Crowley's tragic passing couldn't have come at a more uncannily watershed moment for Seattle. Due to the aforementioned creeping gentrification, Seattle is now in grave danger of losing much of the evidence of the rich and gritty history that Crowley worked so hard for so many years to document and publicize. According to a Sept. 23 Seattle Times report, three days before his death Crowley penned a two-page letter addressed to his wife and colleague, Marie McCaffrey, detailing how Historylink.org should be preserved in the event of his death. With his numerous local connections, that project will surely survive to remind us all that Seattle has been, and should continue to be, so much more than the vapid developer's paradise that Greg Nickels, Paul Allen, Jean Godden and others apparently desire it to irreversibly become.

Meanwhile, those of us who wish to reverse the emerging de-evolution of Seattle into a city by, of and for the rich and boring had better accelerate our own efforts to lay claim to the city's future. For political activists, that means, among other things, aggressively supporting the current candidacy of Joe Szwaja for City Council, whose great agenda includes renters' rights among other anti-gentrification items. It would be a truly fitting tribute to the memory of Walt Crowley for the genuinely progressive Szwaja to join the council where Crowley could not.

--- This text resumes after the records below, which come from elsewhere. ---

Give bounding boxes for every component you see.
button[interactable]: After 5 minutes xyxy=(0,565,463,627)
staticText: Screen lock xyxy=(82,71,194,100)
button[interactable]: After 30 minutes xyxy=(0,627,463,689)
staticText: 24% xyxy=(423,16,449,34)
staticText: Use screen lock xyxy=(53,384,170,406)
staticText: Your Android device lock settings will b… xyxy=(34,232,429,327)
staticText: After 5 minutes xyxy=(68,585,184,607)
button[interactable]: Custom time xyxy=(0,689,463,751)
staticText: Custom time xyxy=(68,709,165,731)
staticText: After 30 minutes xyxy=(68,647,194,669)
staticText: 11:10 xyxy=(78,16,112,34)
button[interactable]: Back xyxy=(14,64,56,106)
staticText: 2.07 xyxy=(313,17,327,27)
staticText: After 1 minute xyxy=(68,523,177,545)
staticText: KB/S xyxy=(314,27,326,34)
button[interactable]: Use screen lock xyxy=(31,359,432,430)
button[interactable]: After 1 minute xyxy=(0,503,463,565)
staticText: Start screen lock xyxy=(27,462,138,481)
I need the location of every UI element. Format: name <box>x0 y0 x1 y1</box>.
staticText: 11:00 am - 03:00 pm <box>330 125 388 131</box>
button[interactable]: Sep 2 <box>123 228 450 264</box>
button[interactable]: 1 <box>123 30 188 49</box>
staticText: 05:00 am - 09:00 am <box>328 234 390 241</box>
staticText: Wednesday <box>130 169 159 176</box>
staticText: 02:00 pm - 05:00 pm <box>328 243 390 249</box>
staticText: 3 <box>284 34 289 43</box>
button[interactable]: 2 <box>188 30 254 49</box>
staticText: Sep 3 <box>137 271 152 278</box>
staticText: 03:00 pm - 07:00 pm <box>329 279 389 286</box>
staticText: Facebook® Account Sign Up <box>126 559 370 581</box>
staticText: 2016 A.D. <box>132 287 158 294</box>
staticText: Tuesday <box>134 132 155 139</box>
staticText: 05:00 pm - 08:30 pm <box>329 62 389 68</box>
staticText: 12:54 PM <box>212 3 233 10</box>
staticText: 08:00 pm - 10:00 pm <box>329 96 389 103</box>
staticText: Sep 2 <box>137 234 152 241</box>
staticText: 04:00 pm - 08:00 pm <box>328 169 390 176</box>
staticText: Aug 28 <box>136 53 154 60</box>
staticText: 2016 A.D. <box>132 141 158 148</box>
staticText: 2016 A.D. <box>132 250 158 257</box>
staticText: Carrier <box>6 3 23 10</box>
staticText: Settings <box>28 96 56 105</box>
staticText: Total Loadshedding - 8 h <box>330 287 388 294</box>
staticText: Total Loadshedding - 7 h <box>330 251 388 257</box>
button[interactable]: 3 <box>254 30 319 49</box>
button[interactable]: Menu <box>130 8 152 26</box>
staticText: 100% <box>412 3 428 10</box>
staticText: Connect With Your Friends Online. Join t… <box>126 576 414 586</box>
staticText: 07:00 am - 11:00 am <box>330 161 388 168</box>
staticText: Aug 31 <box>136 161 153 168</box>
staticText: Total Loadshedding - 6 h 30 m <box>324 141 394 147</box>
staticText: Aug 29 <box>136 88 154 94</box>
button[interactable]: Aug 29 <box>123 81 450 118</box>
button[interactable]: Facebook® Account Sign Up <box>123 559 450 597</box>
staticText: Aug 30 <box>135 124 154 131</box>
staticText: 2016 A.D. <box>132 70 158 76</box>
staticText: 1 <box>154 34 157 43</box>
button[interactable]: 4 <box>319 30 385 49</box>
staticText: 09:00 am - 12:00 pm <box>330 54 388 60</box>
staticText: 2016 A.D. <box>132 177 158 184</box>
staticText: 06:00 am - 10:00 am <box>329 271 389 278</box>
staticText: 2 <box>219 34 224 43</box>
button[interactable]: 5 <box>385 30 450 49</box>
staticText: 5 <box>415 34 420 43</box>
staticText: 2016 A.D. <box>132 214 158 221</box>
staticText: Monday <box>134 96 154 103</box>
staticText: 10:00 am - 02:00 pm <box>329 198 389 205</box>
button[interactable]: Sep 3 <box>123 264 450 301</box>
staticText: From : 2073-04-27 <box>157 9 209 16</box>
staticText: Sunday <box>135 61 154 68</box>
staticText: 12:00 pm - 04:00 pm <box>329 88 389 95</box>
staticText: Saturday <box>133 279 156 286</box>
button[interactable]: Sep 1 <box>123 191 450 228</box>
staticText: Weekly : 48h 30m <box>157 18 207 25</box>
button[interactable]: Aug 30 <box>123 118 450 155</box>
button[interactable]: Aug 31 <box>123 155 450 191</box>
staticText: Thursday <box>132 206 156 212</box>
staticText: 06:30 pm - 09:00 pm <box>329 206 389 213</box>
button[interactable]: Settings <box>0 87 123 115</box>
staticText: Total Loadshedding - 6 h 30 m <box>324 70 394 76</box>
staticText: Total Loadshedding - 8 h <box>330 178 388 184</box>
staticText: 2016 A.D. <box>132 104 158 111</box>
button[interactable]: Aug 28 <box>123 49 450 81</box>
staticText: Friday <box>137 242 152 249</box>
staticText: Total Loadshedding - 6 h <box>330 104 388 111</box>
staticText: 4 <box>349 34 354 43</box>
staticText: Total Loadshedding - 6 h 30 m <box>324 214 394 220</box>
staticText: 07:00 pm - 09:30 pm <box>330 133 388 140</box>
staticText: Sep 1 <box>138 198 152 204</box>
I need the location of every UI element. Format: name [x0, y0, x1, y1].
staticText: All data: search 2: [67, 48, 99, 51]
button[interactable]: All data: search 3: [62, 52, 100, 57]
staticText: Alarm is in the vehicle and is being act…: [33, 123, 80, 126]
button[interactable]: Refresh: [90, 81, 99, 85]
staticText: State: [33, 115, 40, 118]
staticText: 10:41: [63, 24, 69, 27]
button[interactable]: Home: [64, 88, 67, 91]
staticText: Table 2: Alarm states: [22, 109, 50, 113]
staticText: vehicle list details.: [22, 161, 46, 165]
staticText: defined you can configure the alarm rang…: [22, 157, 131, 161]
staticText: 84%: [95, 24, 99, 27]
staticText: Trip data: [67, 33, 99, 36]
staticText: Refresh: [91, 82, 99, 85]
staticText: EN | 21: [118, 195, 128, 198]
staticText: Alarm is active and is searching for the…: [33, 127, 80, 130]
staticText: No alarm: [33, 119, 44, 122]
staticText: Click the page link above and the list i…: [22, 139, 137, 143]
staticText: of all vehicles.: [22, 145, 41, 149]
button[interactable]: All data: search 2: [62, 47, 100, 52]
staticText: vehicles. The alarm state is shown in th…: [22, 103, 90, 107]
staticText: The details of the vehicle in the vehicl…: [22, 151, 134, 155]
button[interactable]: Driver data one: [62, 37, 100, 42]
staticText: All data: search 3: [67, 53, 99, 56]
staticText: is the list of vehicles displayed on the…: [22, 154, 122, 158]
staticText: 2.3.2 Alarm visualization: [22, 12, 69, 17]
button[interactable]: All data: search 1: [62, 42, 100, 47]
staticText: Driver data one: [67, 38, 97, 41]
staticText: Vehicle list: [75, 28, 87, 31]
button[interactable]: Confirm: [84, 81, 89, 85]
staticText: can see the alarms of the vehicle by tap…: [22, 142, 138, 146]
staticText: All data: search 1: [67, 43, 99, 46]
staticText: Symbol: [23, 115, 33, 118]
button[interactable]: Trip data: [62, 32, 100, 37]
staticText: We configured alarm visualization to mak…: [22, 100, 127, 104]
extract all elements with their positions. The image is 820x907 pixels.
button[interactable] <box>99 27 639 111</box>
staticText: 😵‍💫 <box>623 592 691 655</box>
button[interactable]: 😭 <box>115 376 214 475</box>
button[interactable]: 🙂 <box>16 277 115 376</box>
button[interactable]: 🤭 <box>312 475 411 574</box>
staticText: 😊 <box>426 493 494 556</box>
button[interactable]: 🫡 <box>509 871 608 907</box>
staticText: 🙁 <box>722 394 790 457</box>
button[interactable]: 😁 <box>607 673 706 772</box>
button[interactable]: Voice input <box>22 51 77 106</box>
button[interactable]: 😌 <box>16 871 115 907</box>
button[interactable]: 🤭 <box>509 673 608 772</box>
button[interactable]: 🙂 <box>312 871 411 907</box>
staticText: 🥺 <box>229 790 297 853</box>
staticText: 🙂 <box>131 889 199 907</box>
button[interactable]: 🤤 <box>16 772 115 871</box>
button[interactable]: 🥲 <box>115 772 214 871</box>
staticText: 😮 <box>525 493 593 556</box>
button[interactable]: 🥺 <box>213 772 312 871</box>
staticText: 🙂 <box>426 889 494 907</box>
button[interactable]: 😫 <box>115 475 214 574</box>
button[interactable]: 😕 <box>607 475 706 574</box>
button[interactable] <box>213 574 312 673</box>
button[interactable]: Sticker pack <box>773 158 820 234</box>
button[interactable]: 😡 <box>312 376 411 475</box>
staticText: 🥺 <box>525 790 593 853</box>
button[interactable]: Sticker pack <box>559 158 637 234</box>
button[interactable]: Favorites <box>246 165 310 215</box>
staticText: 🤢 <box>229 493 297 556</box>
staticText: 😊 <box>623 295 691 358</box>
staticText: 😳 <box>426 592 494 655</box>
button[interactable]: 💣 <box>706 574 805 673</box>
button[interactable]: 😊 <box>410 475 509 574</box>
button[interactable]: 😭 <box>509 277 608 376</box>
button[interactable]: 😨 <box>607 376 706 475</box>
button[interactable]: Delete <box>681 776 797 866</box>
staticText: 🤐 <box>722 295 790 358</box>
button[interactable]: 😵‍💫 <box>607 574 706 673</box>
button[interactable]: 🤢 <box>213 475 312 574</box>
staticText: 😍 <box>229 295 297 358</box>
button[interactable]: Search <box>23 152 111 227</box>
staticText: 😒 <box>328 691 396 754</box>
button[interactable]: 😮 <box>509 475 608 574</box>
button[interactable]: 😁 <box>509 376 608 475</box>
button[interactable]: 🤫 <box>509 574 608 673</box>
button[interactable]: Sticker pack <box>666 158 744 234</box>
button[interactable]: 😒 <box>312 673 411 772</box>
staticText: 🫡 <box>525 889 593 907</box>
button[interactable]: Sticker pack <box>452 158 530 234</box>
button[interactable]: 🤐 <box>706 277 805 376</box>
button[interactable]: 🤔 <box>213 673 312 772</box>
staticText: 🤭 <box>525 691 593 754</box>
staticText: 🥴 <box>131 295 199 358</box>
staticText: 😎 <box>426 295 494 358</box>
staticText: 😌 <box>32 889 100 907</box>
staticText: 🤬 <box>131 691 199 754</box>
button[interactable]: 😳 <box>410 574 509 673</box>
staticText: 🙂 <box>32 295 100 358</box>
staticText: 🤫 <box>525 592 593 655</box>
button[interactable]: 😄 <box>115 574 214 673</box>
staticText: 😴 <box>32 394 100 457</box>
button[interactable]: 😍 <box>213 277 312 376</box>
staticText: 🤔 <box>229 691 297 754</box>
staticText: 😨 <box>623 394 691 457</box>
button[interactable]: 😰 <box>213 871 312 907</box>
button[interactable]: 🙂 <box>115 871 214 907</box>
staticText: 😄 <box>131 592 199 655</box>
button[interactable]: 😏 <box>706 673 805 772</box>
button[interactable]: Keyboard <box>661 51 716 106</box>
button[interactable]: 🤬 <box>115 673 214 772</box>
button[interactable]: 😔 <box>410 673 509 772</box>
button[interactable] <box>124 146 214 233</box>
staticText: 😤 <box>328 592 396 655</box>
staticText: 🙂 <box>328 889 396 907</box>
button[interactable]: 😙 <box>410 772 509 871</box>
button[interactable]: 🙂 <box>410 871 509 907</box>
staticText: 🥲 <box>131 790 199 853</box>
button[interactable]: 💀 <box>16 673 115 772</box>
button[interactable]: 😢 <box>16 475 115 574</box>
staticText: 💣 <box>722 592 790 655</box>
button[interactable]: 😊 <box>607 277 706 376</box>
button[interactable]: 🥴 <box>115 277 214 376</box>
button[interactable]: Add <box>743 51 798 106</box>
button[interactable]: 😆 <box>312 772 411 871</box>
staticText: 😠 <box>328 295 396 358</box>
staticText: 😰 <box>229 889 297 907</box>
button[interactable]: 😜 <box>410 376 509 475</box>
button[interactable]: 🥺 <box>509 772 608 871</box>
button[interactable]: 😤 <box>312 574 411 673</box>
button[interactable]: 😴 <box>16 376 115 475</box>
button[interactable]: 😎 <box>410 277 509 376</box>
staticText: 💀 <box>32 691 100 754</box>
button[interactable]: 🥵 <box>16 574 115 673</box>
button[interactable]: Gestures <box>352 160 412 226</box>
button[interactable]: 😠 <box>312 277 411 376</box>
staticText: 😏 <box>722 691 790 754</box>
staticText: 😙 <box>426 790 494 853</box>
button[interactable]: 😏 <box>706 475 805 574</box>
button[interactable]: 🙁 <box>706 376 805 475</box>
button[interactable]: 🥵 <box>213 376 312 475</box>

For local historians both amateur and professional, now's the time to begin not only assiduously preserving, but also aggressively publicizing, the role that the poor and the working class have played in making Seattle what it's been at its best, the better to make the case for our right to remain an integral part of both Seattle's complex present and its high-stakes future.

History can be a form of resistance. That is surely one reason why Walt Crowley, who began his public life as a grandly revolutionary rabble-rouser, slowly but surely added local history to his bag of activist tricks. Resistance, in turn, can be a form of revenge, specifically against the forces of oppression and alienation that resistance in all its forms can potentially overthrow. It follows of course logically that history can be a form of revenge. For the many great landmarks and humble houses of the hungry that have already been sacrificed to gentrification in Seattle, gentrification's ultimate defeat, with history serving as a non-violent combat tactic towards that defeat, would be sweet revenge indeed. Not to mention Walt Crowley's first great posthumous achievement as a sterling example to follow for current and future local historians, rabble-rousers, and friends of our very special, and very precious, city.